After coming back to it for the -enth time, Papa finally lost all patience. And told her to just go buy it already…and he proceeded to buy it for her. She thought it was really sweet. I think Papa just got tired of walking back to the thing. You know how guys are when you take them shopping with you….

So that tree was up for years and years…it was decorated with really ornate Christmas balls (Mama made them herself with beads and sequins) and instant presents under the tree.

You know how when you’re a kid you cannot contain yourself when there are presents under the tree?

You peer though the wrapper in case it’s the least bit transparent, you peek through the slit where one end of the wrapper meets the other, and you shake it and shake it trying to guess what’s in the box? Well. Nothing is more frustrating than when the box doesn’t shake…especially when it’s really big and heavy.

After days of suspense, your self-control breaks and you really, really have to see what’s inside…

…so you look around to make sure no one is around, take one end of the present and loosen the tape a little, hoping to maybe see the label of the gift that will tell you what’s in it.
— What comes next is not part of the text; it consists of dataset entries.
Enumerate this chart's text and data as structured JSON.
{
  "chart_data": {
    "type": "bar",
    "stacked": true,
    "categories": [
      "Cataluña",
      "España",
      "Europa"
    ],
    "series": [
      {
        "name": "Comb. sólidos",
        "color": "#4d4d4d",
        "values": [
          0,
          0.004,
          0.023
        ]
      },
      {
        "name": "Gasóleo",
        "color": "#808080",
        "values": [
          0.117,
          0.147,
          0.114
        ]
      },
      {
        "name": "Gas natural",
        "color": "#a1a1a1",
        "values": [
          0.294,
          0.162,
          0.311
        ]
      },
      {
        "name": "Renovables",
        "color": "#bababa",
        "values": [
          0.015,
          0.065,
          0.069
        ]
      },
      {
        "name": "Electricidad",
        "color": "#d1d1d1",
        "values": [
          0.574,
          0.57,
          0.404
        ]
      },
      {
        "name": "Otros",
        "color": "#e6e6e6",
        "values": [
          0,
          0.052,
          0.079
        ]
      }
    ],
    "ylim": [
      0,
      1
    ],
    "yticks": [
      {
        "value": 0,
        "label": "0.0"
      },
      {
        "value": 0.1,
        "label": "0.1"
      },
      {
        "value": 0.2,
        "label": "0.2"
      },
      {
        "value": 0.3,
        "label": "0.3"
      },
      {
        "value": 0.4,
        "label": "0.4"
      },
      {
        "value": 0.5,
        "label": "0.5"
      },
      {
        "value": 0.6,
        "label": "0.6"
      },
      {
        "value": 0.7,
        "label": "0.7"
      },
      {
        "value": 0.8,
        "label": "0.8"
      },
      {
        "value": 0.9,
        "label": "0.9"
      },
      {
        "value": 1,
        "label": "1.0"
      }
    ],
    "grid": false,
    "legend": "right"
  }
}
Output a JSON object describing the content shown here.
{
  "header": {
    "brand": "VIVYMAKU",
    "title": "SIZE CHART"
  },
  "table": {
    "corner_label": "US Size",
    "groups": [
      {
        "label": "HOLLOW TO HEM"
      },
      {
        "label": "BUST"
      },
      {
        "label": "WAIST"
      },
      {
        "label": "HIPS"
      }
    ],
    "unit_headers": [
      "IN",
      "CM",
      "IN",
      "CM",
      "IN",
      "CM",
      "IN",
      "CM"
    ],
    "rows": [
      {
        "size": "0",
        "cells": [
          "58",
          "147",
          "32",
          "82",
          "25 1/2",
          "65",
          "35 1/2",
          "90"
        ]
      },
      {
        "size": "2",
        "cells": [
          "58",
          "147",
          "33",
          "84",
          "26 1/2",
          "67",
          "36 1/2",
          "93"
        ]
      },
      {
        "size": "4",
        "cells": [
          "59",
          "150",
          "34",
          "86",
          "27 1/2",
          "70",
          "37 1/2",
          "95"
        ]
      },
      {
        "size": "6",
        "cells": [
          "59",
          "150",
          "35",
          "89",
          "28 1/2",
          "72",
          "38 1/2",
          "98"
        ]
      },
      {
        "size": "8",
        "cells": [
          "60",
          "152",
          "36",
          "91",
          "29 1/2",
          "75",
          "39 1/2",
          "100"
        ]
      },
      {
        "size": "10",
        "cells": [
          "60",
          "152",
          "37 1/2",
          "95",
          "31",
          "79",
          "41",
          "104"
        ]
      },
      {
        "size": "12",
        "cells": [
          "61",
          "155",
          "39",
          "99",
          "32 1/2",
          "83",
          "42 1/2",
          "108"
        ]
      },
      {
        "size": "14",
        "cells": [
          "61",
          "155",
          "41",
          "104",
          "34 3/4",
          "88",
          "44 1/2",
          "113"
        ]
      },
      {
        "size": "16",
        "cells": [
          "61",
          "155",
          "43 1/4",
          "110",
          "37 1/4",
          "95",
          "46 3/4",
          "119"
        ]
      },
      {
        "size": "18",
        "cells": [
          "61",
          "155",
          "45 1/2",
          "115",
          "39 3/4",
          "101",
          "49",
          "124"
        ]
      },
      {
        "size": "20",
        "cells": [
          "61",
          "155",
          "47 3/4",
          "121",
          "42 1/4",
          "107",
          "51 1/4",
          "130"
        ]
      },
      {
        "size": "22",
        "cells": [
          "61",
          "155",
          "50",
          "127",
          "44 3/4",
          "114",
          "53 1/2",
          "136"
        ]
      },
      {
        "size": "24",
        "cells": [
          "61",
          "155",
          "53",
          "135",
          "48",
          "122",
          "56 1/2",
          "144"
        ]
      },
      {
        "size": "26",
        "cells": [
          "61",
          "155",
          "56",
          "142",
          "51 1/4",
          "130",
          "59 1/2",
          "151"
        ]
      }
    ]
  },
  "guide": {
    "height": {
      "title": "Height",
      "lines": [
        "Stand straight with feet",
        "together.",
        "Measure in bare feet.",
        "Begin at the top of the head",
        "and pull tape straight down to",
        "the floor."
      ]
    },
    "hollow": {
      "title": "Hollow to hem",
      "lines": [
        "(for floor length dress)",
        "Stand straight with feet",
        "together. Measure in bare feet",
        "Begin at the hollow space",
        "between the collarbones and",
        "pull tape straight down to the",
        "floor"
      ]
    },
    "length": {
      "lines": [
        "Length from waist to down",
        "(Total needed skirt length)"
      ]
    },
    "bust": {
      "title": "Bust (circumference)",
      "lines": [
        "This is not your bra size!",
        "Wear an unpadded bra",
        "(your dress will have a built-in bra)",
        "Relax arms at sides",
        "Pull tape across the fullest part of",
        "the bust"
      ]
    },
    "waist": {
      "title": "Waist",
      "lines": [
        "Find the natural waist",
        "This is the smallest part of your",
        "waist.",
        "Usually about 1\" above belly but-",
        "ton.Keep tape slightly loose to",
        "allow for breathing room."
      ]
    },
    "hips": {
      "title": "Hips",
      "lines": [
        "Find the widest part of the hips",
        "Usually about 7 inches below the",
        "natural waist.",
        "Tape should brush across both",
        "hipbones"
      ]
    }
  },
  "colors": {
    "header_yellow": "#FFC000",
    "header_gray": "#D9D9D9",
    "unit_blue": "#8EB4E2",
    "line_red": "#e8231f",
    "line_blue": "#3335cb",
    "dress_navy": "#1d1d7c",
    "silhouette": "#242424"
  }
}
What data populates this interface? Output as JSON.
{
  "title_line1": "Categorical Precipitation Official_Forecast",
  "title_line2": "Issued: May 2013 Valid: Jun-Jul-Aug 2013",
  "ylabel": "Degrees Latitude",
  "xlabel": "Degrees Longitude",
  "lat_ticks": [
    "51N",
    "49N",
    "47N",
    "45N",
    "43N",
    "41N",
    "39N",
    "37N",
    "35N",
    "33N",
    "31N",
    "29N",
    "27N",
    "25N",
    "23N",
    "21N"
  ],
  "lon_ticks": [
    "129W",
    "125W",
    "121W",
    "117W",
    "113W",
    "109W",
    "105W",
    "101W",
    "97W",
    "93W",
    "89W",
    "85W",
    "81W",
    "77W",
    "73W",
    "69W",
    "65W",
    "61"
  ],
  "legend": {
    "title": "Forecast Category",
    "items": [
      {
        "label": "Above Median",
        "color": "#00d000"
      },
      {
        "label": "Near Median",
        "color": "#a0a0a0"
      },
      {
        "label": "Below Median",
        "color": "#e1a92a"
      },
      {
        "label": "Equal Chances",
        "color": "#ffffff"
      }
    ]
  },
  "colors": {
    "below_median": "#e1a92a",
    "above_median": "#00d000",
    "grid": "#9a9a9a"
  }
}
Without fail, I did that with the untagged presents under Mama’s tree. It’s just so suggestive laying there pooled at the foot of the tree. I always asked Juliet…

“Kanino to?”

She’d say, “Wala…

“Anong laman?”

“Wala lang yan.”

And really, what kind of provocation is that? Who’s it for and what’s inside? It’s aggravating not to know... So after a few days shaking and weighing, I peel the tape off the taped up bottom…and in all anticipation, I finally take a look.

I see yellow pages.

I take a longer look and realize it’s the Yellow Pages.

Really, the actual Yellow Pages….you know? “Let your fingers do the walking?”

Oo nga. Wala talaga.

Its just fake out Christmas presents to make the tree look more Christmassy, at least until the real presents come and to “keep the look” until the Christmas decors have to come down at the end of the season.

But without fail, every year, I go crazy just looking at those untagged, unopened presents and I just have to have a look.

Every single year.

The thing is, those “presents” don’t change in wrapper or anything. It looked the same every single year, but every year, I forget what’s in it and it always drove me crazy.

Yellow pages….I still laugh at myself when I see one of those laying about.